Sir Robert Harry Inglis, 2nd Baronet (12 January 1786–5 May 1855) was an English politician, noted for his staunch high-Tory views.
He was the son of Sir Hugh Inglis, Bt , a minor politician and MP (1802-06). Robert, who succeeded to his father's baronetcy in 1820, was MP for Dundalk 1824-1826, Ripon 1828-1829 and Oxford University 1829-1854.
Inglis was strongly opposed to measures which, in his view, lessened the strength of the Anglican Church. When Robert Grant, MP for Inverness, petitioned for Jewish relief in 1830, Inglis was violently opposed. Inglis alleged that the Jews were an alien people, with no allegiance to England, and that if they were admitted to parliament "within seven years...Parliamentary Reform would be carried." Inglis was joined in his public opposition by the Chancellor of the Exchequer, Henry Goulburn, and the Solicitor General and future Lord Chancellor, Edward Burtenshaw Sugden. Although the Jews were not emancipated until 1858, Parliamentary Reform occurred in 1832, just two years later.
In 1845 he broke with Sir Robert Peel and opposed the Maynooth Grant , which would have granted a yearly £26,000 subsidy to the Catholic Maynooth seminary. Other opponents included, oddly enough, John Bright and Benjamin Disraeli.
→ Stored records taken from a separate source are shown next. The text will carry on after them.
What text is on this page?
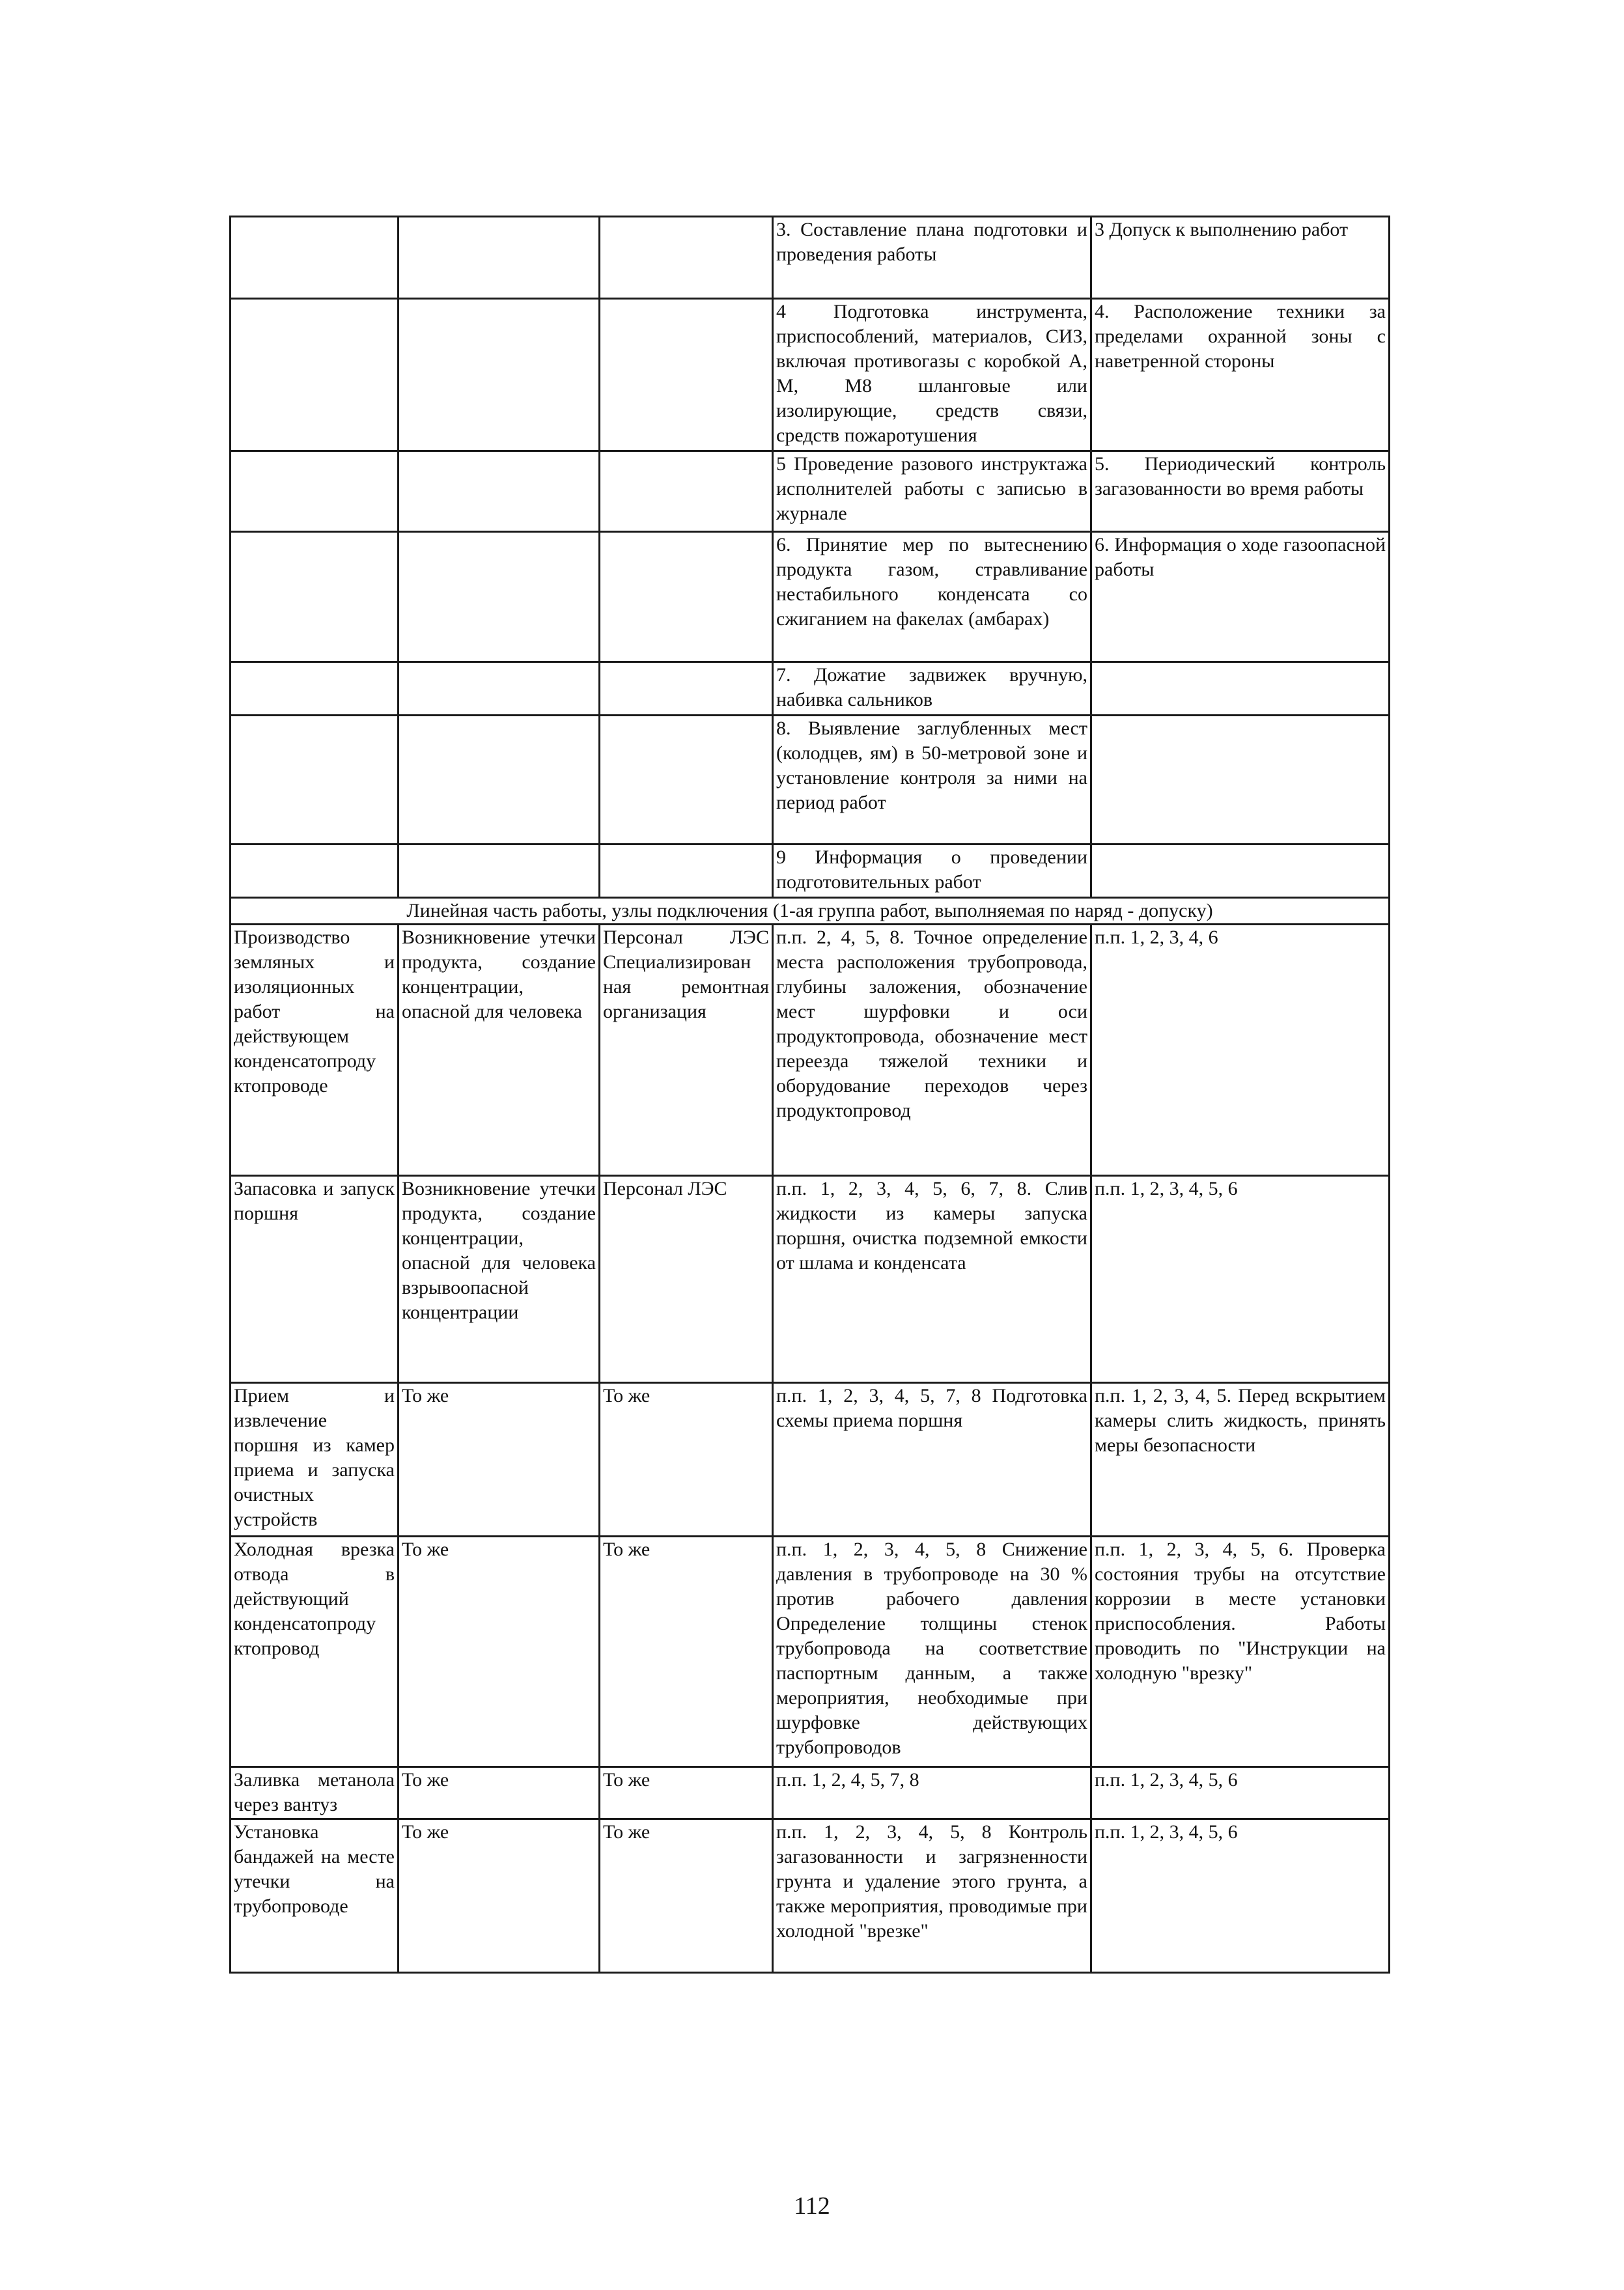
			3. Составление плана подготовки и проведения работы	3 Допуск к выполнению работ
			4 Подготовка инструмента, приспособлений, материалов, СИЗ, включая противогазы с коробкой А, М, М8 шланговые или изолирующие, средств связи, средств пожаротушения	4. Расположение техники за пределами охранной зоны с наветренной стороны
			5 Проведение разового инструктажа исполнителей работы с записью в журнале	5. Периодический контроль загазованности во время работы
			6. Принятие мер по вытеснению продукта газом, стравливание нестабильного конденсата со сжиганием на факелах (амбарах)	6. Информация о ходе газоопасной работы
			7. Дожатие задвижек вручную, набивка сальников	
			8. Выявление заглубленных мест (колодцев, ям) в 50-метровой зоне и установление контроля за ними на период работ	
			9 Информация о проведении подготовительных работ	
Линейная часть работы, узлы подключения (1-ая группа работ, выполняемая по наряд - допуску)				
Производство земляных и изоляционных работ на действующем конденсатопроду ктопроводе	Возникновение утечки продукта, создание концентрации, опасной для человека	Персонал ЛЭС Специализирован ная ремонтная организация	п.п. 2, 4, 5, 8. Точное определение места расположения трубопровода, глубины заложения, обозначение мест шурфовки и оси продуктопровода, обозначение мест переезда тяжелой техники и оборудование переходов через продуктопровод	п.п. 1, 2, 3, 4, 6
Запасовка и запуск поршня	Возникновение утечки продукта, создание концентрации, опасной для человека взрывоопасной концентрации	Персонал ЛЭС	п.п. 1, 2, 3, 4, 5, 6, 7, 8. Слив жидкости из камеры запуска поршня, очистка подземной емкости от шлама и конденсата	п.п. 1, 2, 3, 4, 5, 6
Прием и извлечение поршня из камер приема и запуска очистных устройств	То же	То же	п.п. 1, 2, 3, 4, 5, 7, 8 Подготовка схемы приема поршня	п.п. 1, 2, 3, 4, 5. Перед вскрытием камеры слить жидкость, принять меры безопасности
Холодная врезка отвода в действующий конденсатопроду ктопровод	То же	То же	п.п. 1, 2, 3, 4, 5, 8 Снижение давления в трубопроводе на 30 % против рабочего давления Определение толщины стенок трубопровода на соответствие паспортным данным, а также мероприятия, необходимые при шурфовке действующих трубопроводов	п.п. 1, 2, 3, 4, 5, 6. Проверка состояния трубы на отсутствие коррозии в месте установки приспособления. Работы проводить по "Инструкции на холодную "врезку"
Заливка метанола через вантуз	То же	То же	п.п. 1, 2, 4, 5, 7, 8	п.п. 1, 2, 3, 4, 5, 6
Установка бандажей на месте утечки на трубопроводе	То же	То же	п.п. 1, 2, 3, 4, 5, 8 Контроль загазованности и загрязненности грунта и удаление этого грунта, а также мероприятия, проводимые при холодной "врезке"	п.п. 1, 2, 3, 4, 5, 6
112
In 1851, when Lord Stanley attempted to form a protectionist administration, Inglis was offered the presidency of the Board of Control, which he accepted initially, only to withdraw a few days later. He was made a Privy Counsellor in 1854, and died the next year, at the age of 69.
Errata
Disraeli apparently viewed Inglis with contempt, and described him as "a wretched speaker, an offensive voice, no power of expression, yet perpetually recalling and correcting his cumbersome phraseology."